I started this project in May. My goal is always to be finished with my potted plants on the deck and all planting by Memorial Day weekend. I had five rail rides to fill. The centerpiece of each box was a tropical vine flower called Mandevilla. I added three other flowering plants to each box at varying heights. Overfilled is how I like them to look.
We probably eat dinner on the deck at least 5 days a week. Through June and early July every night we would comment on how great the flowers looked. This is a minor miracle since I tend to kill each plant, at least once in a season.
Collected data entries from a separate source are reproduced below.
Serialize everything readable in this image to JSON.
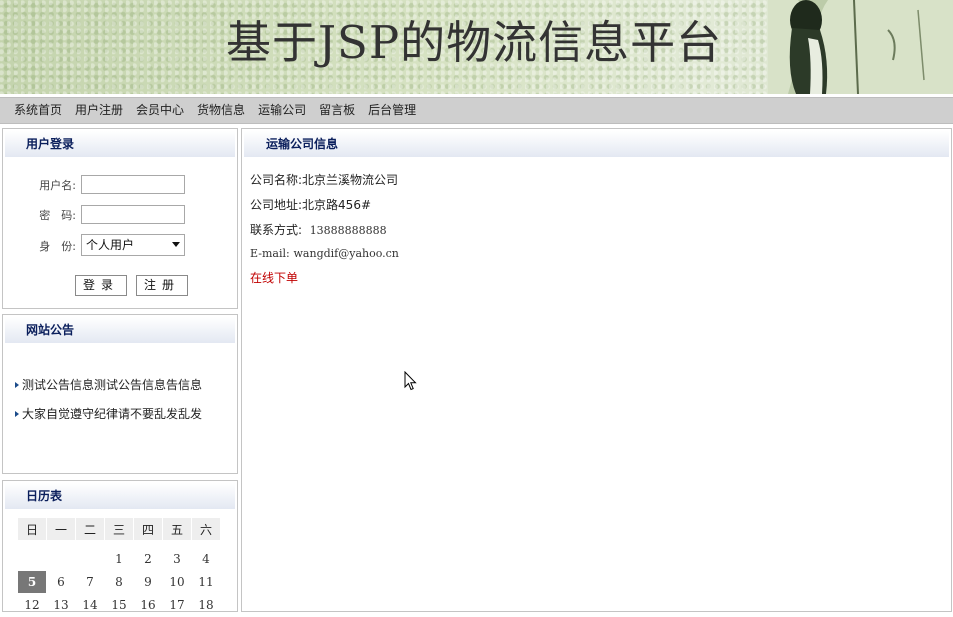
{
  "banner": {
    "title": "基于JSP的物流信息平台"
  },
  "nav": {
    "items": [
      "系统首页",
      "用户注册",
      "会员中心",
      "货物信息",
      "运输公司",
      "留言板",
      "后台管理"
    ]
  },
  "login": {
    "title": "用户登录",
    "username_label": "用户名:",
    "password_label": "密　码:",
    "role_label": "身　份:",
    "role_value": "个人用户",
    "login_button": "登录",
    "register_button": "注册"
  },
  "notice": {
    "title": "网站公告",
    "items": [
      "测试公告信息测试公告信息告信息",
      "大家自觉遵守纪律请不要乱发乱发"
    ]
  },
  "calendar": {
    "title": "日历表",
    "weekdays": [
      "日",
      "一",
      "二",
      "三",
      "四",
      "五",
      "六"
    ],
    "week1": [
      "",
      "",
      "",
      "1",
      "2",
      "3",
      "4"
    ],
    "week2": [
      "5",
      "6",
      "7",
      "8",
      "9",
      "10",
      "11"
    ],
    "week3": [
      "12",
      "13",
      "14",
      "15",
      "16",
      "17",
      "18"
    ],
    "today": "5"
  },
  "company": {
    "title": "运输公司信息",
    "name_label": "公司名称:",
    "name_value": "北京兰溪物流公司",
    "address_label": "公司地址:",
    "address_value": "北京路456#",
    "contact_label": "联系方式:",
    "contact_value": "13888888888",
    "email_label": "E-mail:",
    "email_value": "wangdif@yahoo.cn",
    "order_link": "在线下单"
  },
  "colors": {
    "panel_title": "#0b1f5c",
    "nav_bg": "#cfcfcf",
    "link_red": "#c00000"
  }
}
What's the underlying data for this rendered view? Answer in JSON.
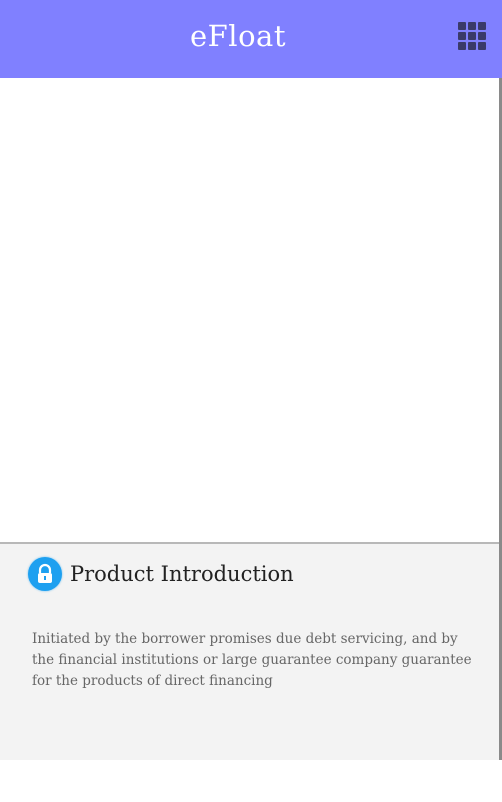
{
  "header": {
    "title": "eFloat",
    "menu_icon": "grid-icon",
    "background_color": "#8080ff"
  },
  "banner": {},
  "intro": {
    "icon": "lock-icon",
    "icon_color": "#1ea0f0",
    "heading": "Product Introduction",
    "body": "Initiated by the borrower promises due debt servicing, and by the financial institutions or large guarantee company guarantee for the products of direct financing"
  }
}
I water every single day. Even when it rains I usually water the potted plants. What seemed like overnight one mandevilla died. Boom, gone. Before I could do anything about it, a second one died. No real hints of illness, just dead
I called Graf’s and explained my deaths. I wanted to know what I could have done differently in order to save the three remaining riders. The expert asked me questions that I would then go to the deck and try to answer.
This is what I think I found out: although I was watering the whole box enough for four of the kinds of flowers, I was not watering the mandevilla enough. They won’t fight for water. They get “stressed”. I needed to water them separately.
So each morning after Natcha’s insulin shot, I water the mandevillas. Then later in the day I water the entire rider.
What I learned is that some flowers need more attention and more water than others. I could say I was watering them enough. That didn’t change the fact that it wasn’t enough for the mandevillas.
Do you have a member, client, guest that requires more attention than others? Who is your mandevilla?